Istanbul

Erdogans Machtpoker in der Türkei

Der Staatschef will ein Präsidialsystem auf Zeit verordnen. Die Gegner haben Angst vor einer Diktatur

Istanbul. Wenn es nach Präsident Recep Tayyip Erdogan geht, wird er am 100. Geburtstag der Republik 2023 noch die Geschicke der Türkei bestimmen. Dann möchte der islamisch-konservative Politiker mächtiger Staats- und Regierungschef in einem Präsidialsystem sein, für dessen Einführung er erbittert kämpft. Eine kleine Partei, deren Einzug ins Parlament bei der Wahl am Sonntag Umfragen zufolge bis zuletzt ungewiss bleibt, gefährdet Erdogans Machtfantasien.

Die pro-kurdische HDP ist eine bunte Truppe, die in vielen Punkten an die Grünen in Deutschland erinnert. Die basisdemokratische Partei setzt sich nicht nur für die Rechte der Kurden, sondern für alle Minderheiten ein. Parteiposten werden jeweils von einem Mann und einer Frau ausgefüllt. Traditionell wurden die HDP und ihre Vorläufer vor allem von Kurden im Südosten der Türkei gewählt. Zwar stehen der HDP wegen ihrer Nähe zur verbotenen kurdischen Arbeiterpartei PKK immer noch viele Türken skeptisch gegenüber. Dennoch hat sich die Partei zum Sammelbecken linker und liberaler Regierungsgegner entwickelt – die befürchten, dass Erdogan zum islamistischen Alleinherrscher mutiert.

Die HDP will das von Erdogan gewünschte Präsidialsystem um jeden Preis verhindern. Ihr Wahlprogramm sei „der Albtraum des Sultans“, sagt HDP-Vize-Chefin Figen Yüksekdag. Die HDP stellt sich als die einzige Partei dar, die eine „Diktatur“ Erdogans stoppen könne. Viel wird davon abhängen, ob die HDP die Zehnprozenthürde überwindet. Für die Partei wird die Wahl zur Zitterpartie: Die meisten Umfragen sehen sie nur ganz knapp über den magischen zehn Prozent.

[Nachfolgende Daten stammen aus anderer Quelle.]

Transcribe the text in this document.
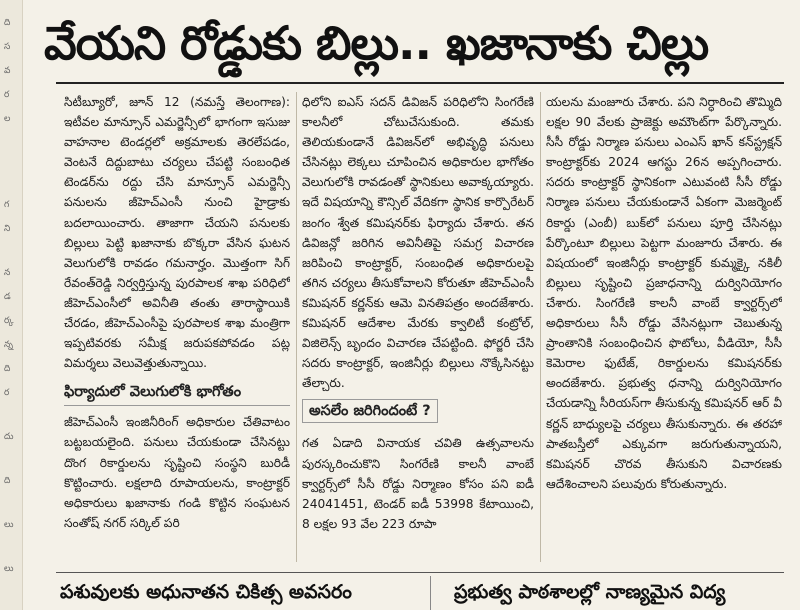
ది
స
వ
ర
ల
గ
ని
న
డ
ర్క
న్న
ది
ర
దు
ది
లు
లు
వేయని రోడ్డుకు బిల్లు.. ఖజానాకు చిల్లు

సిటీబ్యూరో, జూన్ 12 (నమస్తే తెలంగాణ): ఇటీవల మాన్సూన్ ఎమర్జెన్సీలో భాగంగా ఇసుజు వాహనాల టెండర్లలో అక్రమాలకు తెరలేపడం, వెంటనే దిద్దుబాటు చర్యలు చేపట్టి సంబంధిత టెండర్‌ను రద్దు చేసి మాన్సూన్ ఎమర్జెన్సీ పనులను జీహెచ్ఎంసీ నుంచి హైడ్రాకు బదలాయించారు. తాజాగా చేయని పనులకు బిల్లులు పెట్టి ఖజానాకు బొక్కరా వేసిన ఘటన వెలుగులోకి రావడం గమనార్హం. మొత్తంగా సిగ్ రేవంత్‌రెడ్డి నిర్వర్తిస్తున్న పురపాలక శాఖ పరిధిలో జీహెచ్ఎంసీలో అవినీతి తంతు తారాస్థాయికి చేరడం, జీహెచ్ఎంసీపై పురపాలక శాఖ మంత్రిగా ఇప్పటివరకు సమీక్ష జరుపకపోవడం పట్ల విమర్శలు వెలువెత్తుతున్నాయి.

ఫిర్యాదులో వెలుగులోకి భాగోతం

జీహెచ్ఎంసీ ఇంజినీరింగ్ అధికారుల చేతివాటం బట్టబయలైంది. పనులు చేయకుండా చేసినట్టు దొంగ రికార్డులను సృష్టించి సంస్థని బురిడీ కొట్టించారు. లక్షలాది రూపాయలను, కాంట్రాక్టర్ అధికారులు ఖజానాకు గండి కొట్టిన సంఘటన సంతోష్ నగర్ సర్కిల్ పరి

ధిలోని ఐఎస్ సదన్ డివిజన్ పరిధిలోని సింగరేణి కాలనీలో చోటుచేసుకుంది. తమకు తెలియకుండానే డివిజన్‌లో అభివృద్ధి పనులు చేసినట్లు లెక్కలు చూపించిన అధికారుల భాగోతం వెలుగులోకి రావడంతో స్థానికులు అవాక్కయ్యారు. ఇదే విషయాన్ని కౌన్సిల్ వేదికగా స్థానిక కార్పొరేటర్ జంగం శ్వేత కమిషనర్‌కు ఫిర్యాదు చేశారు. తన డివిజన్లో జరిగిన అవినీతిపై సమగ్ర విచారణ జరిపించి కాంట్రాక్టర్, సంబంధిత అధికారులపై తగిన చర్యలు తీసుకోవాలని కోరుతూ జీహెచ్ఎంసీ కమిషనర్ కర్ణన్‌కు ఆమె వినతిపత్రం అందజేశారు. కమిషనర్ ఆదేశాల మేరకు క్వాలిటీ కంట్రోల్, విజిలెన్స్ బృందం విచారణ చేపట్టింది. ఫోర్జరీ చేసి సదరు కాంట్రాక్టర్, ఇంజినీర్లు బిల్లులు నొక్కేసినట్టు తేల్చారు.

అసలేం జరిగిందంటే ?

గత ఏడాది వినాయక చవితి ఉత్సవాలను పురస్కరించుకొని సింగరేణి కాలనీ వాంబే క్వార్టర్స్‌లో సీసీ రోడ్డు నిర్మాణం కోసం పని ఐడీ 24041451, టెండర్ ఐడీ 53998 కేటాయించి, 8 లక్షల 93 వేల 223 రూపా

యలను మంజూరు చేశారు. పని నిర్ధారించి తొమ్మిది లక్షల 90 వేలకు ప్రాజెక్టు అమౌంట్‌గా పేర్కొన్నారు. సీసీ రోడ్డు నిర్మాణ పనులు ఎంఎస్ ఖాన్ కన్‌స్ట్రక్షన్ కాంట్రాక్టర్‌కు 2024 ఆగస్టు 26న అప్పగించారు. సదరు కాంట్రాక్టర్ స్థానికంగా ఎటువంటి సీసీ రోడ్డు నిర్మాణ పనులు చేయకుండానే ఏకంగా మెజర్మెంట్ రికార్డు (ఎంబీ) బుక్‌లో పనులు పూర్తి చేసినట్లు పేర్కొంటూ బిల్లులు పెట్టగా మంజూరు చేశారు. ఈ విషయంలో ఇంజినీర్లు కాంట్రాక్టర్ కుమ్మక్కై నకిలీ బిల్లులు సృష్టించి ప్రజాధనాన్ని దుర్వినియోగం చేశారు. సింగరేణి కాలనీ వాంబే క్వార్టర్స్‌లో అధికారులు సీసీ రోడ్డు వేసినట్లుగా చెబుతున్న ప్రాంతానికి సంబంధించిన ఫొటోలు, వీడియో, సీసీ కెమెరాల ఫుటేజ్, రికార్డులను కమిషనర్‌కు అందజేశారు. ప్రభుత్వ ధనాన్ని దుర్వినియోగం చేయడాన్ని సీరియస్‌గా తీసుకున్న కమిషనర్ ఆర్ వీ కర్ణన్ బాధ్యులపై చర్యలు తీసుకున్నారు. ఈ తరహా పాతబస్తీలో ఎక్కువగా జరుగుతున్నాయని, కమిషనర్ చొరవ తీసుకుని విచారణకు ఆదేశించాలని పలువురు కోరుతున్నారు.

పశువులకు అధునాతన చికిత్స అవసరం	ప్రభుత్వ పాఠశాలల్లో నాణ్యమైన విద్య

Wegen der Zehnprozenthürde kandidierten die Abgeordneten der HDP bei der Parlamentswahl 2011 als unabhängige Bewerber. Mit ihrem Antritt zur Wahl als Partei pokert die HDP – und auf dem Tisch liegt ein gefährlich hoher Einsatz. Sollte sie an der Hürde scheitern, könnte das zu Unruhen in den Kurdengebieten und im schlimmsten Fall zu einem Wiederaufflammen des Bürgerkrieges mit der PKK führen.

Sollte die HDP die Zehnprozenthürde dagegen überwinden, würde sie die Zahl ihrer Abgeordneten deutlich erhöhen. Das würde vor allem zulasten der islamisch-konservativen Regierungspartei AKP gehen, die dann von den benötigten Mehrheiten für eine neue Verfassung weit entfernt sein dürfte. Erdogans Traum von einem Präsidialsystem könnte auf absehbare Zeit ausgeträumt sein.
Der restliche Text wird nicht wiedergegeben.